E’ quanto spiega Gian Paolo Oneto dell’Istat nel corso di un’audizione in commissione Finanze alla Camera, in merito alla possibile riforma del sistema fiscale.

Questo sbilanciamento – sottolinea – è condiviso con la totalità dei paesi europei, ad accezione di Cipro, ma la differenza di peso delle due componenti assume intensità variabili: una differenza superiore a 20 punti percentuali si registra, oltre che in Italia, solo in Danimarca, Finlandia, Svezia e Lettonia.

La riduzione del peso delle entrate fiscali in Italia (-2,5 punti percentuali tra il 2010 e il 2019) è dovuta principalmente alle imposte indirette (-1,9 p.p.). La variazione limitata dell’incidenza delle imposte dirette (-0,6 p.p.) deriva principalmente da una riduzione del peso delle imposte sulle imprese (-1,0 p.p.) e di quelle sui guadagni di capitali (-2,0 p.p.), ma viene controbilanciata da un aumento
delle imposte sui redditi di individui e famiglie (+2,1 p.p.). Dinamiche simili si sono osservate in Grecia, Portogallo, Lussemburgo e Lettonia, anche se l’Italia si caratterizza per la maggior riduzione del peso delle imposte sui guadagni di capitali.
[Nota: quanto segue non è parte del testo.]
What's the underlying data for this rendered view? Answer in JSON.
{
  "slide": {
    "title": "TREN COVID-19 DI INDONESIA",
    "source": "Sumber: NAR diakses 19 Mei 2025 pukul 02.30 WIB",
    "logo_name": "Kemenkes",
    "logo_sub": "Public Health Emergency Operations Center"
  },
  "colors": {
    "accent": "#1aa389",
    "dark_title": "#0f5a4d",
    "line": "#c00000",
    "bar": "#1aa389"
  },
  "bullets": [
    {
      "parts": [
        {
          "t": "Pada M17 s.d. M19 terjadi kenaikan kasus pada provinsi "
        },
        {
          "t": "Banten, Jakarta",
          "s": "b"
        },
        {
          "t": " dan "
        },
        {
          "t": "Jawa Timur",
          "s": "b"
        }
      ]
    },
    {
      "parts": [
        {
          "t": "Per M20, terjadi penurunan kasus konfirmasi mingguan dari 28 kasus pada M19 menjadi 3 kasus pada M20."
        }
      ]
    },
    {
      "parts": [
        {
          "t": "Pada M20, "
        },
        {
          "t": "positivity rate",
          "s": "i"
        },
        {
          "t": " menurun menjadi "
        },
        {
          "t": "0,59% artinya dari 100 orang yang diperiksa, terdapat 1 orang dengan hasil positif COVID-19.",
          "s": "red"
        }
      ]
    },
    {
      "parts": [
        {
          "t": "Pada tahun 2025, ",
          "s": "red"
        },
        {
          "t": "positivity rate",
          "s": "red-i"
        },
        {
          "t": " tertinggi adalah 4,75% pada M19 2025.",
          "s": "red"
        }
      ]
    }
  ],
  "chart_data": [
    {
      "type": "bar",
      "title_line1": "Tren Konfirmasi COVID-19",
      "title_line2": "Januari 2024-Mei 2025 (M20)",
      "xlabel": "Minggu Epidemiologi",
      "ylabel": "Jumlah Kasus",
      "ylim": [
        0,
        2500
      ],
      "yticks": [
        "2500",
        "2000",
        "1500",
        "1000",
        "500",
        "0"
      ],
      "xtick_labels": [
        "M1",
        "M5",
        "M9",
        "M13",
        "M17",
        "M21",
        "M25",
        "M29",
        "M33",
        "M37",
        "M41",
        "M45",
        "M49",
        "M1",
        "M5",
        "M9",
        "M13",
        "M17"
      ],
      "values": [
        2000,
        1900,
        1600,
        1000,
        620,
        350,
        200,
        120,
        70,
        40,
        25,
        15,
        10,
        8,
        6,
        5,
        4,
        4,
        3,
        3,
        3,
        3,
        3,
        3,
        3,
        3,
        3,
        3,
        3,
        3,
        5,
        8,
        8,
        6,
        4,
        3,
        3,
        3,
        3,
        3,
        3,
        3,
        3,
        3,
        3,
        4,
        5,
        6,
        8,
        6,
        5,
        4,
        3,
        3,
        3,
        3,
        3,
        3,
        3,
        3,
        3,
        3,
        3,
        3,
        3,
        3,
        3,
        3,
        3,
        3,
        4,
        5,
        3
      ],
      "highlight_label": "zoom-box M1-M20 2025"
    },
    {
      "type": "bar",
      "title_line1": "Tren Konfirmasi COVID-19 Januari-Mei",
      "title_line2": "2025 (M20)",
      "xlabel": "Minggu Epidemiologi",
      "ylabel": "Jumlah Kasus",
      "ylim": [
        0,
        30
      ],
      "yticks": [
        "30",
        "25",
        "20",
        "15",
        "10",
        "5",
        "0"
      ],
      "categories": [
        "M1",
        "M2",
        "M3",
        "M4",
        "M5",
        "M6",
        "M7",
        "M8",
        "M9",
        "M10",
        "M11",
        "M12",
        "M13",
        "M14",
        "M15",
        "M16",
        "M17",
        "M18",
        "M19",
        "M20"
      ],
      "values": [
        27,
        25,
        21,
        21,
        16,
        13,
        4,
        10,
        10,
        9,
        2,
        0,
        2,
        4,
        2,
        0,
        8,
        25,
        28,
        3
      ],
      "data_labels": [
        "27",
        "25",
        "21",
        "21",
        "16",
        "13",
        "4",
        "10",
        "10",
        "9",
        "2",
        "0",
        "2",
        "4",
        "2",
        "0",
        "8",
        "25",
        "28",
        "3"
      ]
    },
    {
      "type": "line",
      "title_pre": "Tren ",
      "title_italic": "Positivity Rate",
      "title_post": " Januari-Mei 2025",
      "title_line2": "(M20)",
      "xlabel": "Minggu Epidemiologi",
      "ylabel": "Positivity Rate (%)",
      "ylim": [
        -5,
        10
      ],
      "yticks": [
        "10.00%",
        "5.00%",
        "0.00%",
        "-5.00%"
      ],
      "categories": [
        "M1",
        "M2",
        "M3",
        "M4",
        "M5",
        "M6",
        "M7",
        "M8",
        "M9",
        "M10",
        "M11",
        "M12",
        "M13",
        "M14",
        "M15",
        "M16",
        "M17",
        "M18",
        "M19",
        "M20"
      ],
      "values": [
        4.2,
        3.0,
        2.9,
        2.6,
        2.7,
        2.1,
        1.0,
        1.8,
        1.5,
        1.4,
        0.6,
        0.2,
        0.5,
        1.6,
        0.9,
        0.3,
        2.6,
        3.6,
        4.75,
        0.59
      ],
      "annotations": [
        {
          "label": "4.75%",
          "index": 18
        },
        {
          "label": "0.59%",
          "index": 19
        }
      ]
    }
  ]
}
Passando all’esame dell‘evasione fiscale, il responsabile dell’Istat ricorda che una delle principali caratteristiche delle stime dell’evasione in Italia è quella di di poggiarsi su valutazioni il più possibile coerenti con i dati dei Conti Nazionali dell’Istat e, in particolare, con le misure riguardanti le componenti “non osservate” dell’attività economica. In particolare, la statistica ufficiale deve stimare il valore della cosiddetta “economia sommersa” (che insieme ad alcune attività illegali, quali il commercio di droga, dà luogo all’economia non osservata). . Le principali componenti del sommerso sono costituite dal valore aggiunto occultato tramite comunicazioni non veritiere del fatturato e/o dei costi (sottodichiarazione del valore aggiunto) o generato mediante l’utilizzo di lavoro irregolare. Sulla base delle stime più recenti, il complesso dell’economia sommersa valeva nel 2018 circa 192 miliardi, con un’incidenza del 12,8% sul valore aggiunto prodotto dal sistema economico.